Dans chaque sanctuaire, les premiers pèlerins ont recueilli un message, une
expérience spirituelle qui, d’âge en âge, ont été transmis aux fidèles. Ces lieux
sont donc témoins d’une tradition de prière, d’une histoire souvent longue où
abondent les conversions. On y trouve aussi les témoignages de reconnaissance
pour les grâces reçues (ex-voto). Tout nouveau pèlerin entre dans la procession
de ceux qui l’ont précédé.

L’expérience spirituelle que vit chaque pèlerin dans un sanctuaire a une
dimension universelle dans la mesure où le message repose toujours sur la
Bonne nouvelle de l’Evangile. En même temps, cette expérience est toujours
spécifique puisque le message que le pèlerin y reçoit est en lien avec un fait
spécifique, inscrit dans le temps et dans des circonstances particulières.
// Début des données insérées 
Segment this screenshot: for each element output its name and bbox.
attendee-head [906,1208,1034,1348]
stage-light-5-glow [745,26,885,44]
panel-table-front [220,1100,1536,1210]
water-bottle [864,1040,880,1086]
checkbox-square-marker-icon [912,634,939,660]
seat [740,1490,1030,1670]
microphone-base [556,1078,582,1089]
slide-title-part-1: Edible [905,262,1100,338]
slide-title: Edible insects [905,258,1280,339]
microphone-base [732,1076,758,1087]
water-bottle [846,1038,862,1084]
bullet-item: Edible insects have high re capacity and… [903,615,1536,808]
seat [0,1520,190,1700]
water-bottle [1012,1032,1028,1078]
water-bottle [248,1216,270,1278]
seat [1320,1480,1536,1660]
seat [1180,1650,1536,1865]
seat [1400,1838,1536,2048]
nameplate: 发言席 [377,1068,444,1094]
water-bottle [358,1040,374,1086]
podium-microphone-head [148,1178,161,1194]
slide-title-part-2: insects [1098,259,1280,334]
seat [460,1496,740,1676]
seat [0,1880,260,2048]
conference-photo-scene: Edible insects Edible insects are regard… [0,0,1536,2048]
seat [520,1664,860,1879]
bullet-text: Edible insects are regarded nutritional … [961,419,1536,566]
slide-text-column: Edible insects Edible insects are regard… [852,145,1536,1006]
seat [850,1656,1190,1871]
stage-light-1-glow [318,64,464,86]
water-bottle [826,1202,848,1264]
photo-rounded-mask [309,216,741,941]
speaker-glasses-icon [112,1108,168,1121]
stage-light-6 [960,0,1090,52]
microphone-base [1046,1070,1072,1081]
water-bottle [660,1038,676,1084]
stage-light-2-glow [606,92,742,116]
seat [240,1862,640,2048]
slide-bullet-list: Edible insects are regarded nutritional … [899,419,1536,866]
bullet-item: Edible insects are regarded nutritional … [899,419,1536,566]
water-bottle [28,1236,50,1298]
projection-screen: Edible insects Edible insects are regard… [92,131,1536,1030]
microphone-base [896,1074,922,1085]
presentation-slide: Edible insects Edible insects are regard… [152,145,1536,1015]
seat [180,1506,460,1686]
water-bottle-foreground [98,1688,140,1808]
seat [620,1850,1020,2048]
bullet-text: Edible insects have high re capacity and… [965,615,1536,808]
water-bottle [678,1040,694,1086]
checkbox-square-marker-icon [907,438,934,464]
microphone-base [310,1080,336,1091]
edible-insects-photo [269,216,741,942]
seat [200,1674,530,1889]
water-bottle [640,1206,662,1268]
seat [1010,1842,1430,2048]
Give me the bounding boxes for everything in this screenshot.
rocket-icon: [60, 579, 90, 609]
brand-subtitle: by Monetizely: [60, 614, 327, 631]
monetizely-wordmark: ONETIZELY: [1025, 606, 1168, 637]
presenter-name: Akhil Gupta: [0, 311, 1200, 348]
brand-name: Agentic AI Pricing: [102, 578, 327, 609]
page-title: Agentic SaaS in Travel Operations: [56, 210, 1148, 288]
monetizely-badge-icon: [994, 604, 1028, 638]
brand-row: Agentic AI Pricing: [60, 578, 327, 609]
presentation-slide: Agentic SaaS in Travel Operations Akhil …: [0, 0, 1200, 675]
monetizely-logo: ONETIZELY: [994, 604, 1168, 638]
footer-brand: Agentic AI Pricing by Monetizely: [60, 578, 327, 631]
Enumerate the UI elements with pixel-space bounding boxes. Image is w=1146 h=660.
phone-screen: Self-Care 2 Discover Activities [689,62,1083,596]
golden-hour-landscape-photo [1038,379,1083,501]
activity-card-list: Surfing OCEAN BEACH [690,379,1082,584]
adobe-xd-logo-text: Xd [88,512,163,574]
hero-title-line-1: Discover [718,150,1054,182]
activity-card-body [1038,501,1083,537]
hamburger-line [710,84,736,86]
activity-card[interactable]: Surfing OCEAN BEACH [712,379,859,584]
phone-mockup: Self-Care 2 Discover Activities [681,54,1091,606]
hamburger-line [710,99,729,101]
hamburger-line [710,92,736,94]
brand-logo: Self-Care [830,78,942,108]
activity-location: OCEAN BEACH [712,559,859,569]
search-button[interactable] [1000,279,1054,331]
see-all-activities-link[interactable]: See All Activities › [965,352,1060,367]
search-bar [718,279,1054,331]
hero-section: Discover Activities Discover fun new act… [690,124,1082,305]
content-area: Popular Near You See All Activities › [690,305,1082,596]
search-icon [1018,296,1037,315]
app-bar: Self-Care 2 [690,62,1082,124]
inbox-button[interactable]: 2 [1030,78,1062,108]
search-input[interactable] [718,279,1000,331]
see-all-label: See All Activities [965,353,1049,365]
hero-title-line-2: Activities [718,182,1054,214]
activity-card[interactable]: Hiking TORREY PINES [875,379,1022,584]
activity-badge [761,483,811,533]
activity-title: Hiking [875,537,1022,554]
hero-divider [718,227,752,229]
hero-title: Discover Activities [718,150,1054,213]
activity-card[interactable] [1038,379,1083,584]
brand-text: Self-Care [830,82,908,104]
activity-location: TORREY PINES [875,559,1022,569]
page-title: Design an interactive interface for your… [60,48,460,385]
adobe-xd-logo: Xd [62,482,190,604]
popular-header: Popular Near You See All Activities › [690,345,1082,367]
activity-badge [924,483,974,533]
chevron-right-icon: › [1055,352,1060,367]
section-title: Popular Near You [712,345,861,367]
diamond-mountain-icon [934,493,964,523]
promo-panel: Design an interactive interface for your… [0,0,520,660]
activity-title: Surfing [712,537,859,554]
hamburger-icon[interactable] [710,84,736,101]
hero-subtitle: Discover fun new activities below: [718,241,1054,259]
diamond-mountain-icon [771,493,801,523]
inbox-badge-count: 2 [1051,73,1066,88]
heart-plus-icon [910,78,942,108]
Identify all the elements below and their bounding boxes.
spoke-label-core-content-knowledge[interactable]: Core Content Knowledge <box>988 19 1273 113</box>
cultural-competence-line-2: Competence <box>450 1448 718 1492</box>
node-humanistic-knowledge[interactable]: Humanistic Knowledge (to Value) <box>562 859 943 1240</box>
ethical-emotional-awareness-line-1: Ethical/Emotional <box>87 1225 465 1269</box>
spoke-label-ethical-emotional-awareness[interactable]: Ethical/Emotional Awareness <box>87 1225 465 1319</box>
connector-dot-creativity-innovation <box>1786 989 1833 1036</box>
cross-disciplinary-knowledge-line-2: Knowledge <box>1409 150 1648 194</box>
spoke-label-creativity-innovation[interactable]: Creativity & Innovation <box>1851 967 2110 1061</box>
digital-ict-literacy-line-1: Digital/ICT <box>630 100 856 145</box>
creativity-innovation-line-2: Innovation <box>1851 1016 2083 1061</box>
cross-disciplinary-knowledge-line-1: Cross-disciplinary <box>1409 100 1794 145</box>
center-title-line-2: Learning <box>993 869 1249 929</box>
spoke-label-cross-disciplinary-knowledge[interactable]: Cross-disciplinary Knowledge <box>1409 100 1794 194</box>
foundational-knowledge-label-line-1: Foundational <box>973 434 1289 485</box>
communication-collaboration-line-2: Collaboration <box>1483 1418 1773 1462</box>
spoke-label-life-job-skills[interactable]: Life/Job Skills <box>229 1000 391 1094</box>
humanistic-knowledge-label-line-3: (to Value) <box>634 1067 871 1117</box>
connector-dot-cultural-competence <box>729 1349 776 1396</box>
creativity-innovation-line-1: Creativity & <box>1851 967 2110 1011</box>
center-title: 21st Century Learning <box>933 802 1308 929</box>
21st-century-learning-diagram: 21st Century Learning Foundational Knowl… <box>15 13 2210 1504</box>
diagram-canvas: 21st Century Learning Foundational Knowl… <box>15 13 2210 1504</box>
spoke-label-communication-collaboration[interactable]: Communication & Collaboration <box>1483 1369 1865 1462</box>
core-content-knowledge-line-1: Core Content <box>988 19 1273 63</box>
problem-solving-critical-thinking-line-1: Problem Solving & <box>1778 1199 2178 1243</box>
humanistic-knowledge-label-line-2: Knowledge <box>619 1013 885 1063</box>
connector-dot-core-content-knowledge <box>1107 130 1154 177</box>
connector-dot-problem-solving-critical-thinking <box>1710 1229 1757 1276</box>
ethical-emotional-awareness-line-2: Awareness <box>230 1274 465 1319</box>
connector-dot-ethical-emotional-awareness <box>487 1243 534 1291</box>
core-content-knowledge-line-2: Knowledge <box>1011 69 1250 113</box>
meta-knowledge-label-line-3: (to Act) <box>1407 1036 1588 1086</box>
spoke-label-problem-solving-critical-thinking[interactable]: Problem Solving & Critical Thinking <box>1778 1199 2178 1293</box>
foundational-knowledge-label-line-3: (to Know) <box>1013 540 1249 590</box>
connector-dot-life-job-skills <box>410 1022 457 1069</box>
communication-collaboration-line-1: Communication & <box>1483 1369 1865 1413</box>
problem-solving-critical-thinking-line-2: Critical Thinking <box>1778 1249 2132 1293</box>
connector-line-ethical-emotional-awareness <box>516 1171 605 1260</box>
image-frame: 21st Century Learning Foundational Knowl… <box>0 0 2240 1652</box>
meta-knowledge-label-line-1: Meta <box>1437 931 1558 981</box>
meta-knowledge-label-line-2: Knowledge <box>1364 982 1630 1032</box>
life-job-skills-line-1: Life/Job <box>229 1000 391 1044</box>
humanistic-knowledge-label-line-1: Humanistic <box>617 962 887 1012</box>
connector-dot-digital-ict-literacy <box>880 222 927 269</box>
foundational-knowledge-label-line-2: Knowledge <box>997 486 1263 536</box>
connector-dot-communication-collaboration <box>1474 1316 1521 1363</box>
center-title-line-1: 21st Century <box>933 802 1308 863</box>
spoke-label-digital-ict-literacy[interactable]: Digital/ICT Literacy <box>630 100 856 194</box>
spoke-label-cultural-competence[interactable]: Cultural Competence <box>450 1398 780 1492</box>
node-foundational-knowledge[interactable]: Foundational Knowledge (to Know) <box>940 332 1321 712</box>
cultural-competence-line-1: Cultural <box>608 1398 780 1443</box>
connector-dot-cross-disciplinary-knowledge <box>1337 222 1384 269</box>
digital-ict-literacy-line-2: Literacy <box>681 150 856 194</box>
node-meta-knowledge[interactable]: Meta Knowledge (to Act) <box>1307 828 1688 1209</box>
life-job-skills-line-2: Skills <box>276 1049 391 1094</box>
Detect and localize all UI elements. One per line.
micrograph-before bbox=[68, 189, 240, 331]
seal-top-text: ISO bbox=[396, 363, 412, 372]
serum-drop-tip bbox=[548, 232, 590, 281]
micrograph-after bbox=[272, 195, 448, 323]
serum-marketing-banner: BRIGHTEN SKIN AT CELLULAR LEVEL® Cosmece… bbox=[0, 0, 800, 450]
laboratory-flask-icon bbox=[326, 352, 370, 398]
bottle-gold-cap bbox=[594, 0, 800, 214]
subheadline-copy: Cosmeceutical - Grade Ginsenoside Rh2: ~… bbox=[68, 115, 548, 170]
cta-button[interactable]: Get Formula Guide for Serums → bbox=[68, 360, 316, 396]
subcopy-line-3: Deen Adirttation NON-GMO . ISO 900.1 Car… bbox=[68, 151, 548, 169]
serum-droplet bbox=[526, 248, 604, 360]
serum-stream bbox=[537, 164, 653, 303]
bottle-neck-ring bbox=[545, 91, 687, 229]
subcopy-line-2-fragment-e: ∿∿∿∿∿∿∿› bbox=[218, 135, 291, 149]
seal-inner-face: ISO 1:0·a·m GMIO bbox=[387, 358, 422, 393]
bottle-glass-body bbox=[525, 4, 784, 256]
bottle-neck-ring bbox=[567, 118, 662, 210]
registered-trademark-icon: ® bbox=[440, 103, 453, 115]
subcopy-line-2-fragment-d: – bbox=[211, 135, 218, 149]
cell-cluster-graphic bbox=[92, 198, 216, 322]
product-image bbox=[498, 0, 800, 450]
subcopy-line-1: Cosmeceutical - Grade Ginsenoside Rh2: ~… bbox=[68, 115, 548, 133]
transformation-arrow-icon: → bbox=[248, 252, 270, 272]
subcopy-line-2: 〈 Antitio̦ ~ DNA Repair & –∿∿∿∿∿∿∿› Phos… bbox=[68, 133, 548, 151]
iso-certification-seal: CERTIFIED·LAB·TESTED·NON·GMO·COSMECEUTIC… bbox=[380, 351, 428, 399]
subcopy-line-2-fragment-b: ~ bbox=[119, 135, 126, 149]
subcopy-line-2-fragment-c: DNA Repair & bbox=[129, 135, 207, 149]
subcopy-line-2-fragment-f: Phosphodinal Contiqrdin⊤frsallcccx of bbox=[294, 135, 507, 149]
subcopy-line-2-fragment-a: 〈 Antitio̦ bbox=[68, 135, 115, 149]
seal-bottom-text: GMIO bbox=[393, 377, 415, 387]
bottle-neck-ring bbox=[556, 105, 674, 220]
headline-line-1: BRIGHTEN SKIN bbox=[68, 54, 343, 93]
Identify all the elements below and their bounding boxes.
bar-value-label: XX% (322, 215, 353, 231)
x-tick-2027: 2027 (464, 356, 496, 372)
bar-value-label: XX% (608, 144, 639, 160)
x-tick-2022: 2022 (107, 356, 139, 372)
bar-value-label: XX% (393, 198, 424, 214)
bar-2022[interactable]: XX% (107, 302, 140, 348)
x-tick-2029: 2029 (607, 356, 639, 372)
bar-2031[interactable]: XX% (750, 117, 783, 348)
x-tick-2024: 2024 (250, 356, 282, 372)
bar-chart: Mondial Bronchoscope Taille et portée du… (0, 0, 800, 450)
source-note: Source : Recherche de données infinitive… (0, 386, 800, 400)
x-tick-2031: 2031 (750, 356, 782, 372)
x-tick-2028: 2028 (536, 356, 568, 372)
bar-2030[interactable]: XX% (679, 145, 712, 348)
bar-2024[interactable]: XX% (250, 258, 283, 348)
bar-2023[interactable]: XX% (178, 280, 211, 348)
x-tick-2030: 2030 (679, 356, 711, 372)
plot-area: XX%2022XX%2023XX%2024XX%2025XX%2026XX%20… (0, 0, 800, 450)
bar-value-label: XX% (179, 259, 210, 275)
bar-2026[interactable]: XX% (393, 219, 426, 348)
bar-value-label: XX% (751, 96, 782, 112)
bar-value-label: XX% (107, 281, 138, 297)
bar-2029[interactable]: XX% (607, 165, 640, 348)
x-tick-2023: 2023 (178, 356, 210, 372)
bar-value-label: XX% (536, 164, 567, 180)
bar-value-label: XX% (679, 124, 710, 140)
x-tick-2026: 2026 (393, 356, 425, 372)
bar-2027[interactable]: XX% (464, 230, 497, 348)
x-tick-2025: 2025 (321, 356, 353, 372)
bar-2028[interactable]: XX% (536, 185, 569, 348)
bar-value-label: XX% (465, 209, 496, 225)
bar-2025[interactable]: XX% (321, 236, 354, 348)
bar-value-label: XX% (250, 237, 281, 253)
Chaque sanctuaire est lieu d’accueil, de liberté, de prière, d’évangélisation,
d’Eglise.

Ainsi, la « Charte des sanctuaires », rédigée en 1997, souligne que dans tous
sanctuaires, « la Parole de Dieu doit y être annoncée avec foi ; la vie liturgique
doit y être favorisée surtout par la célébration de l’eucharistie et de la
réconciliation. On est en droit d’y attendre un climat fraternel, convivial, ainsi que
l’attention aux plus petits (enfants, pauvres, malades). »

Comme l’indique également la Charte, le sanctuaire est une chance pour un
diocèse parce qu’il rassemble des pèlerins qui viennent de tout le diocèse et
aussi de l’extérieur, il répand le message évangélique, il a le rayonnement d’un
centre spirituel, il accueille ceux qui sont plus ou moins de l’Eglise, ceux qui
désirent renouer avec elle sans trop se faire remarquer. Cependant, le
sanctuaire est également un défi pour le diocèse.